Bertemu di Masjid, Kante dan Fans Arsenal Habiskan Waktu Bersama
LONDON, iNews.id – Gelandang Chelsea dan Tim Nasional Prancis N’Golo Kante terkenal sebagai pesepak bola yang ramah terhadap para penggemarnya. Tak hanya penggemar The Blues atau Les Bleus, Kante juga murah hati kepada fans Arsenal.
Beberapa jam usai memperkuat Chelsea bentrok Cardiff City pada pekan kelima Premier League, Sabtu (15/9/2018) siang waktu setempat, Kante berniat pergi ke Paris menggunakan kereta Eurostar dari Stasiun Pancras.

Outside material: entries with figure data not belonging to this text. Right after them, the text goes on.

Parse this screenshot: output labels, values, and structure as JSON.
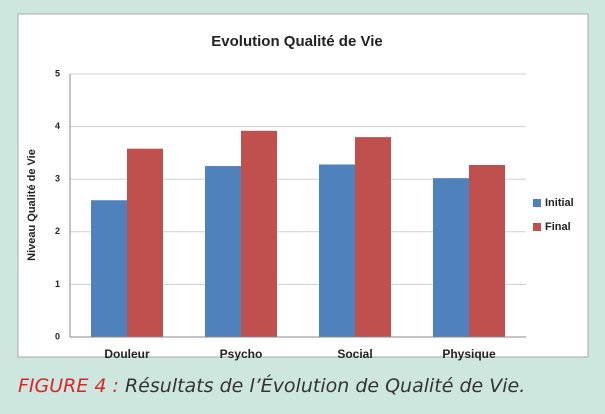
{
  "chart_data": {
    "type": "bar",
    "title": "Evolution Qualité de Vie",
    "ylabel": "Niveau Qualité de Vie",
    "categories": [
      "Douleur",
      "Psycho",
      "Social",
      "Physique"
    ],
    "series": [
      {
        "name": "Initial",
        "color": "#4f81bd",
        "values": [
          2.6,
          3.25,
          3.28,
          3.02
        ]
      },
      {
        "name": "Final",
        "color": "#c0504d",
        "values": [
          3.58,
          3.92,
          3.8,
          3.27
        ]
      }
    ],
    "ylim": [
      0,
      5
    ],
    "yticks": [
      0,
      1,
      2,
      3,
      4,
      5
    ],
    "grid": true,
    "legend": "right"
  },
  "caption": {
    "label": "FIGURE 4 :",
    "text": "Résultats de l’Évolution de Qualité de Vie."
  }
}
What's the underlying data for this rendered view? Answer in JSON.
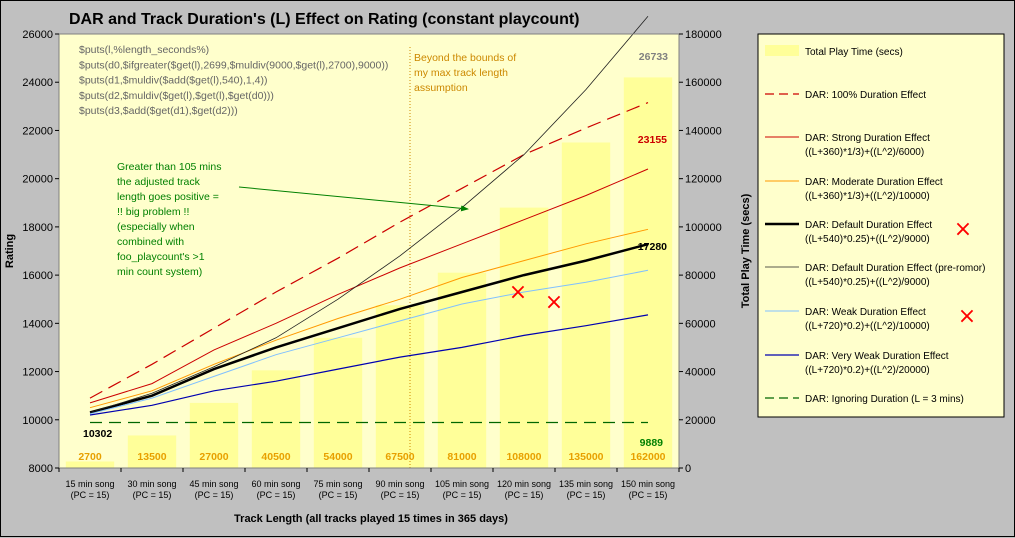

Sialnya, pemain 27 tahun itu ketinggalan kereta. Tak ingin larut dalam kekecewaan, Kante pergi ke sebuah Masjid di daerah Kings Cross. Di sana, dia bertemu fans Arsenal bernama Badlur Rahman Jalil. Setelah beribadah bersama, Jalil mengundang Kante untuk mampir ke rumahnya. Tanpa gengsi, mantan pemain Leicester City itu menerima tawaran tersebut.
“Saya bersama seorang saudara pergi ke masjid pada Sabtu malam untuk beribadah. Di sana saya bertemu Kante dan mengajaknya ibadah bersama. Sebuah ajaran Islam untuk mengundang tamu ke rumah Anda untuk makan malam. Untuk itu saya mengajaknya,” kata Jalil, pria 31 tahun, kepada BBC Sport.
Momen kebersamaan Jalil dengan Kante diabadikan dalam akun Twitter-nya @Jahrul999. Selama di rumahnya, Kante dan Jalil bermain video game FIFA, kemudian menonton acara Match of the Day BBC. Selain itu, Kante juga menyempatkan diri untuk menyantap kari ayam.
“Kante sedang menjalani diet protein jadi kami makan kari ayam. Dia bahkan minum secangkir teh. Dia juga mengalahkan kami semua saat bermain video game FIFA. Ini malam yang sangat menyenangkan,” ungkap Jalil.
Nama Kante sebagai pesepak bola mulai bersinar ketika berhasil membawa Leicester juara Premier League 2015/2016. Kesuksesan tersebut membuat Chelsea memboyongnya ke Stamford Bridge semusim kemudian dengan biaya 32 juta poundsterling (Rp628 miliar).
Hebatnya, pada musim perdananya dia langsung membawa The Blues merengkuh titel Premier League. Terbaru, di level timnas, Kante juga berhasil mengantarkan Prancis juara Piala Dunia 2018.